Earthlink, the Internet ISP and erstwhile municipal WiFi build-out partner for various US cities, has hit upon some rough financial times–rough enough that the company has recently opted to slash half its workforce and scale back dramatically on its Muni WiFi ambitions.
My home base of San Francisco is one of those US cities, and when word came out that SF’s deal with Earthlink and Google to roll out free wireless Internet to every corner the city had fallen apart, I was feeling pretty disappointed.
The state of wireless data access right now leaves quite a bit to be desired. The last thing that cell phone carriers want is to deliver the sort of service I’d like to consume: a plain pipe to the Internet that I can access through any computing device I choose. 802.11b/g networking is perfect for this–it’s broadly supported among devices and operating systems, and, through the magic of unlicensed spectrum, you can do it all without tangling with the FCC.
Even though the Earthlink/Google deal threatened to saddle SF with a Muni WiFi monopolist for a term of 16 years, and would’ve meant free WiFi at a throttled rate, with broadband speeds reserved for those who paid $22 a month to Earthlink for the service, I was feeling optimistic about the deal.

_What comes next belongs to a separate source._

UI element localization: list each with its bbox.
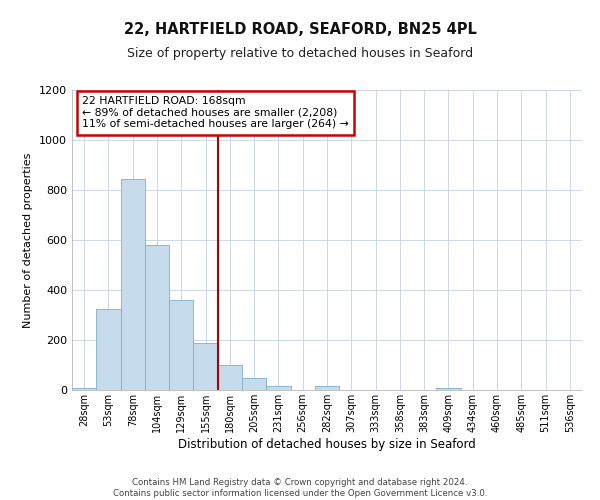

Earthlink’s service would offer an alternative to the cable/telco duopoly to which the city’s broadband options are now constrained, and the free access would’ve allowed me to pop online to check my mail or otherwise fiddle with the Internet from any quarter of the city in which I live and work.
The potential benefits were less clear for Earthlink. While the firm would be the sole enhanced service provider for the network, there was no guarantee that enough San Franciscans would become subscribers to make the investment worthwhile for Earthlink.
A better way forward would be for those of us in San Francisco who would benefit from a citywide wireless network to build one of our own. As luck would have it, the city has the opportunity to just that, with the help of a Google-funded startup named Meraki that’s out to expand Internet access through community deployed WiFi mesh networking.
Meraki is now distributing its wireless mesh repeaters to individuals in San Francisco, some of whom will feed the network by sharing a portion of their available bandwidth. Meraki’s mesh model looks interesting, and looks like it has the potential to deliver the city the free, open-ended wireless network we seek, leaving San Francisco’s local government free to train its attention and its dollars on longer-term broadband goals–like extending fiber as broadly through the city as possible.